Toujours à titre de comparaison, ces deux dernières saisons, le Stade Malherbe de Stéphane Moulin pressait moins et affichait une possession inférieure (11,3 d’indice PPDA et 49,3% de possession en 2021-2022) aux équipes de JMF (hormis Brest en 2018-2019) même si ses chiffres de la saison dernière en sont très proches (indice PPDA de 10 et possession de 52,6%). En se basant sur ces indicateurs, la réputation d’entraîneur offensif de Jean-Marc Furlan ne semble pas usurpée. Ce fan de Pep Guardiola déploie, bel et bien, un style de jeu proactif avec et sans ballon.
Entre 4-1-4-1 et 4-2-3-1
Sur ses 218 compositions depuis le coup d’envoi de la saison 2016-2017, Jean-Marc Furlan a utilisé les deux tiers du temps (68%) un système en 4-5-1, décliné quasiment à parts égales en 4-1-4-1 (38%) et en 4-2-3-1 (30%). Une défense à quatre éléments est l’un de ses principes de base. Pour preuve, il n’a utilisé qu’à deux reprises un schéma avec trois axiaux. La dernière fois, avec Brest… le 20 novembre 2017 ! L’ex-coach de Troyes sait aussi s’adapter à ses adversaires. Quand il affronte des défenses avec trois centraux, il lui arrive d’opter pour une attaque à deux têtes (4-4-2) ou de privilégier un double pivot au milieu de terrain (4-2-3-1). Toutefois, ces ajustements ne sont pas automatiques.

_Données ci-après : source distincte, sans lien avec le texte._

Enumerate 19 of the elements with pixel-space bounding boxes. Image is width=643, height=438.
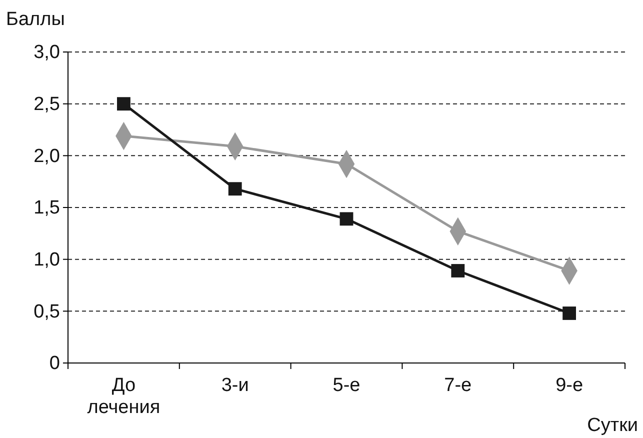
point [116, 97, 130, 111]
x-tick-label: 7-е [444, 375, 472, 396]
point [340, 212, 354, 226]
point [562, 306, 576, 320]
x-tick-label: До лечения [87, 375, 160, 418]
x-tick-label: 5-е [332, 375, 360, 396]
x-tick-label: 9-е [556, 375, 584, 396]
y-tick-label: 1,5 [34, 198, 60, 219]
point [228, 182, 242, 196]
point [451, 264, 465, 278]
y-axis-title: Баллы [6, 9, 65, 30]
y-tick-label: 0 [49, 353, 60, 374]
y-tick-label: 3,0 [34, 42, 60, 64]
y-tick-label: 0,5 [34, 301, 60, 322]
y-tick-label: 1,0 [34, 249, 60, 270]
x-tick-label: 3-и [221, 375, 249, 396]
x-axis-title: Сутки [587, 415, 638, 436]
y-tick-label: 2,5 [34, 94, 60, 115]
y-tick-label: 2,0 [34, 146, 60, 167]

Avoir connu une accession en Ligue 1
Lorsque le Toulouse FC a été racheté par le fonds d’investissement RedBird Capital en 2020, son président Damien Comolli avait identifié des facteurs pour monter en Ligue 1 en analysant les promus des saisons précédentes. Deux données paraissent nécessaires : un entraîneur qui a déjà connu une accession et pratiqué un football privilégiant une domination avec le ballon. Jean-Marc Furlan remplit ses deux cases. De là à dire que le Stade Malherbe montera pensant son mandat, il y a un pas qu’on se refuse de franchir.